The best designers care about how the design helps you make more money or get more customers.
Should a site look good? Absolutely. It never hurts anything to look better. Can a site look ugly? Absolutely. If your business is strong enough, there's no amount of bad design that can hurt it.
The main thing though, is that more attractive designs don't necessarily convert better. People think they do, because you're turned off by ugly designs, and for sure, if you've got two sites up that share the same interface, and one is prettier than the other, the prettier one will likely win your business. But if you take those same sites, and have better copy on the ugly site, it may well convert better. If your pretty design is hard to use, it may well lose.
So yeah, if your web designer cares more about the end user or themselves than whether the design is effective, then you're paying for the wrong thing.
Speaking from a strictly results-based perspective, sometimes looking better can indeed hurt some user actions. See the recent study on slick, professional ads on Plenty of Fish vs MS Paint ads.
But I'm nitpicking. From what I've seen, in 99% of cases looking more pro helps.
I think, more often, the dichotomy is between idealistic designers and pragmatic designers.
Idealistic designers care about whether the end-users (meaning the people who will, say, visit the website) like the design.
Pragmatic designers care about whether the client likes the design.
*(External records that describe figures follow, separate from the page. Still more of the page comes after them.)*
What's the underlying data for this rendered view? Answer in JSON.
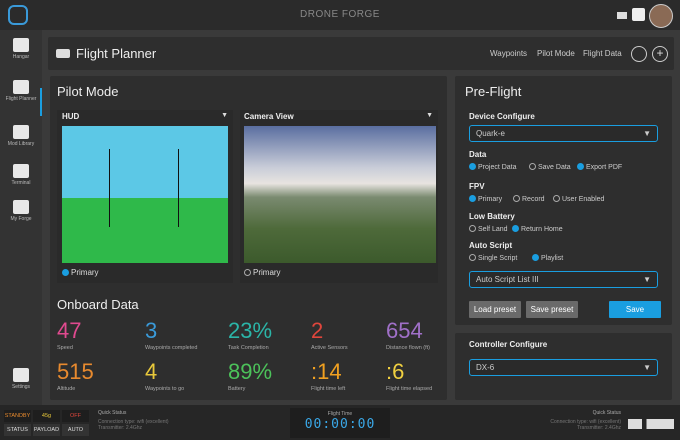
{
  "app_title": "DRONE FORGE",
  "sidebar": [
    "Hangar",
    "Flight Planner",
    "Mod Library",
    "Terminal",
    "My Forge",
    "Settings"
  ],
  "header": {
    "title": "Flight Planner",
    "nav": [
      "Waypoints",
      "Pilot Mode",
      "Flight Data"
    ]
  },
  "pilot_mode": {
    "title": "Pilot Mode",
    "hud": {
      "title": "HUD",
      "radio": "Primary"
    },
    "camera": {
      "title": "Camera View",
      "radio": "Primary"
    }
  },
  "onboard": {
    "title": "Onboard Data",
    "stats": [
      {
        "value": "47",
        "label": "Speed"
      },
      {
        "value": "3",
        "label": "Waypoints completed"
      },
      {
        "value": "23%",
        "label": "Task Completion"
      },
      {
        "value": "2",
        "label": "Active Sensors"
      },
      {
        "value": "654",
        "label": "Distance flown (ft)"
      },
      {
        "value": "515",
        "label": "Altitude"
      },
      {
        "value": "4",
        "label": "Waypoints to go"
      },
      {
        "value": "89%",
        "label": "Battery"
      },
      {
        "value": ":14",
        "label": "Flight time left"
      },
      {
        "value": ":6",
        "label": "Flight time elapsed"
      }
    ]
  },
  "preflight": {
    "title": "Pre-Flight",
    "device_label": "Device Configure",
    "device": "Quark-e",
    "groups": [
      {
        "label": "Data",
        "options": [
          "Project Data",
          "Save Data",
          "Export PDF"
        ]
      },
      {
        "label": "FPV",
        "options": [
          "Primary",
          "Record",
          "User Enabled"
        ]
      },
      {
        "label": "Low Battery",
        "options": [
          "Self Land",
          "Return Home"
        ]
      },
      {
        "label": "Auto Script",
        "options": [
          "Single Script",
          "Playlist"
        ]
      }
    ],
    "script_select": "Auto Script List III",
    "buttons": [
      "Load preset",
      "Save preset",
      "Save"
    ]
  },
  "controller": {
    "title": "Controller Configure",
    "select": "DX-6"
  },
  "status_bar": {
    "badges": [
      {
        "value": "STANDBY",
        "label": "STATUS"
      },
      {
        "value": "45g",
        "label": "PAYLOAD"
      },
      {
        "value": "OFF",
        "label": "AUTO"
      }
    ],
    "left": {
      "title": "Quick Status",
      "lines": [
        "Connection type: wifi (excellent)",
        "Transmitter: 2.4Ghz"
      ]
    },
    "flight_time": {
      "title": "Flight Time",
      "value": "00:00:00"
    },
    "right": {
      "title": "Quick Status",
      "lines": [
        "Connection type: wifi (excellent)",
        "Transmitter: 2.4Ghz"
      ]
    }
  }
}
It's quite a bit harder to make money as an idealistic designer, unless you can wield conversion rate data at the client. If you're just one designer on a team working for an agency, who's been given a "brand policy" document by the client? No chance.
I disagree with the your dichotomy. It isn't whether the end-user likes the design, it is whether the design is useful. So useful that they don't even realize "design" is taking place.
The good designer knows how to get the client to understand that the end-user is the one who needs to value the design :-)
[Top tip - never ask the client "What do you think of X?" instead ask "What would your customers think of X?". You'll be amazed at the different kind of responses you get.]
You have there, in a nutshell, the difference between the outlook of good and bad designers.
Bad designers care about whether they like the design.
Good designers care about whether the end-user likes the design.